Pasca 2045: Siapkah Indonesia untuk Era Populasi Menua?
- KANOPI FEB UI
- Sep 4
- 10 min read

Pembukaan
Indonesia menapaki tahun 2045 sebagai momentum penting melalui visi Indonesia Emas. Optimisme ini muncul dari keyakinan bahwa bonus demografi dapat menjadi modal utama pembangunan. Jumlah penduduk usia produktif yang relatif besar dianggap sebagai peluang untuk mempercepat transformasi ekonomi, khususnya jika disertai dengan peningkatan kualitas sumber daya manusia (Adioetomo & Mujahid, 2014). Literatur tentang transisi demografi juga menunjukkan bahwa negara yang berhasil mengoptimalkan dominasi usia kerja cenderung menikmati lonjakan produktivitas dan pertumbuhan pendapatan per kapita (Lee et al., 2013). Dengan demikian, bonus demografi dapat diposisikan sebagai fondasi bagi percepatan pembangunan jangka panjang.
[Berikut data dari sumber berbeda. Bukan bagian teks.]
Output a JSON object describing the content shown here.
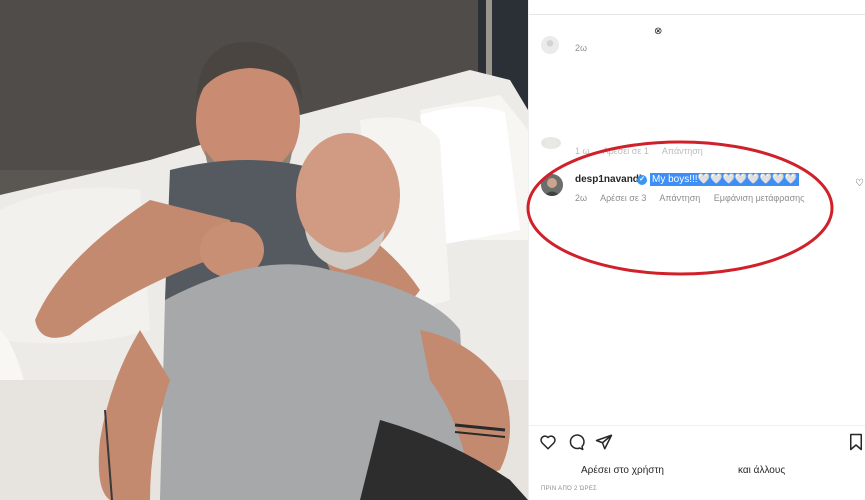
{
  "post": {
    "top_comment": {
      "time": "2ω"
    },
    "comment_prev": {
      "time": "1 ω",
      "likes": "Αρέσει σε 1",
      "reply": "Απάντηση"
    },
    "highlighted_comment": {
      "username": "desp1navandi",
      "verified": "✓",
      "text": "My boys!!!🤍🤍🤍🤍🤍🤍🤍🤍",
      "time": "2ω",
      "likes": "Αρέσει σε 3",
      "reply": "Απάντηση",
      "translate": "Εμφάνιση μετάφρασης"
    },
    "likes_line": {
      "left": "Αρέσει στο χρήστη",
      "right": "και άλλους"
    },
    "timestamp": "ΠΡΙΝ ΑΠΌ 2 ΏΡΕΣ"
  },
  "icons": {
    "like": "heart-icon",
    "comment": "comment-icon",
    "share": "share-icon",
    "save": "bookmark-icon",
    "comment_like": "heart-small-icon"
  },
  "colors": {
    "highlight": "#3e8ef7",
    "verified": "#3897f0",
    "annotation": "#d0202a",
    "muted_text": "#8e8e8e"
  }
}
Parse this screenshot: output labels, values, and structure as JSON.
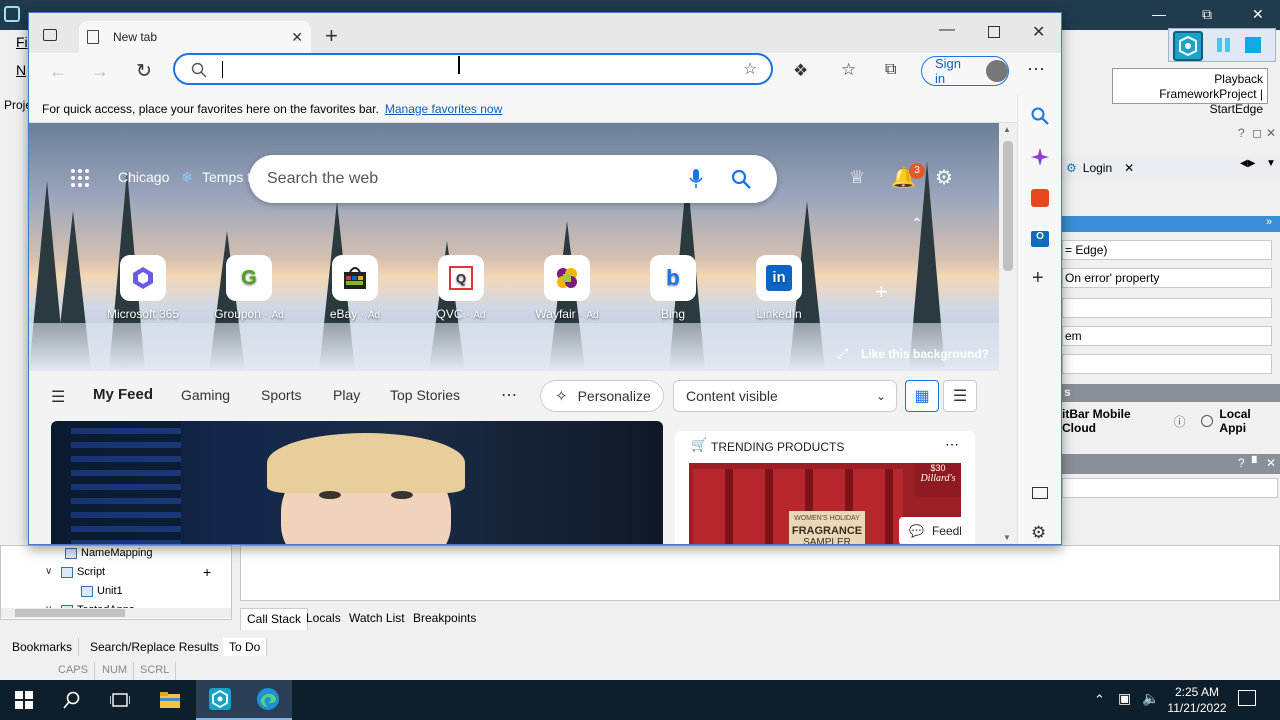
{
  "ide": {
    "menus": [
      "Fi",
      "N"
    ],
    "project_tab": "Proje",
    "playback_label": "Playback",
    "run_label": "FrameworkProject | StartEdge",
    "tree": {
      "name_mapping": "NameMapping",
      "script": "Script",
      "unit1": "Unit1",
      "tested_apps": "TestedApps"
    },
    "right_tab": "Login",
    "properties": {
      "row1": "= Edge)",
      "row2": "On error' property",
      "row4": "em",
      "section": "s",
      "mobile_cloud": "itBar Mobile Cloud",
      "local_app": "Local Appi"
    },
    "bottom_tabs": [
      "Call Stack",
      "Locals",
      "Watch List",
      "Breakpoints"
    ],
    "bottom_tabs2": [
      "Bookmarks",
      "Search/Replace Results",
      "To Do"
    ],
    "status": [
      "CAPS",
      "NUM",
      "SCRL"
    ]
  },
  "taskbar": {
    "time": "2:25 AM",
    "date": "11/21/2022"
  },
  "edge": {
    "tab_title": "New tab",
    "address_value": "",
    "sign_in": "Sign in",
    "favbar_text": "For quick access, place your favorites here on the favorites bar.",
    "favbar_link": "Manage favorites now",
    "location": "Chicago",
    "weather": "Temps t",
    "search_placeholder": "Search the web",
    "notification_count": "3",
    "quick_links": [
      {
        "label": "Microsoft 365",
        "ad": ""
      },
      {
        "label": "Groupon",
        "ad": "Ad"
      },
      {
        "label": "eBay",
        "ad": "Ad"
      },
      {
        "label": "QVC",
        "ad": "Ad"
      },
      {
        "label": "Wayfair",
        "ad": "Ad"
      },
      {
        "label": "Bing",
        "ad": ""
      },
      {
        "label": "LinkedIn",
        "ad": ""
      }
    ],
    "like_background": "Like this background?",
    "feed_tabs": [
      "My Feed",
      "Gaming",
      "Sports",
      "Play",
      "Top Stories"
    ],
    "personalize": "Personalize",
    "content_visible": "Content visible",
    "trending_title": "TRENDING PRODUCTS",
    "fragrance_text": "FRAGRANCE",
    "sampler_text": "SAMPLER",
    "womens_holiday": "WOMEN'S HOLIDAY",
    "price_tag": "$30",
    "dillards": "Dillard's",
    "feedback": "Feedback"
  },
  "colors": {
    "accent": "#1a73e8",
    "ide_title": "#1f3b4d",
    "taskbar": "#0e1e2b"
  }
}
Namun, optimisme ini tidak semestinya mengabaikan dinamika demografi Indonesia setelah 2045. Pengalaman global menunjukkan bahwa bonus demografi bersifat sementara karena akan diikuti dengan fenomena aging population yang dominan pada abad ke-21 (UNFPA, 2021). Aging population adalah kondisi ketika proporsi penduduk lanjut usia (lansia) dalam suatu negara atau wilayah semakin meningkat dibandingkan dengan kelompok usia muda (United Nations, 2023). Tren ini dapat diamati secara lebih jelas pada Grafik 1 yang memperlihatkan perkembangan proporsi penduduk lansia di berbagai negara dari tahun 1950 hingga 2050 (Kudo, 2015).

Indonesia sendiri diproyeksikan mengalami peningkatan signifikan jumlah lansia pasca-2045, ketika proporsi penduduk berusia 60 tahun ke atas tumbuh dengan lebih cepat (Kudrna et al., 2022; Basrowi et al., 2021). Bahkan, Indonesia diperkirakan akan menjadi salah satu populasi tertua di antara negara-negara D-8 pada tahun 2045 (Mariadas et. al., 2023). Artinya, keberhasilan pembangunan tidak bisa semata diukur dari pencapaian target Indonesia Emas 2045, melainkan juga dari kesiapan menghadapi tantangan baru berupa transisi menuju masyarakat menua. Kegagalan dalam mempersiapkan transisi ini bukan hanya berisiko menghambat laju pertumbuhan ekonomi yang telah dicapai, tetapi juga dapat menciptakan jebakan demografis yang memperburuk ketimpangan sosial dan fiskal negara dalam jangka panjang.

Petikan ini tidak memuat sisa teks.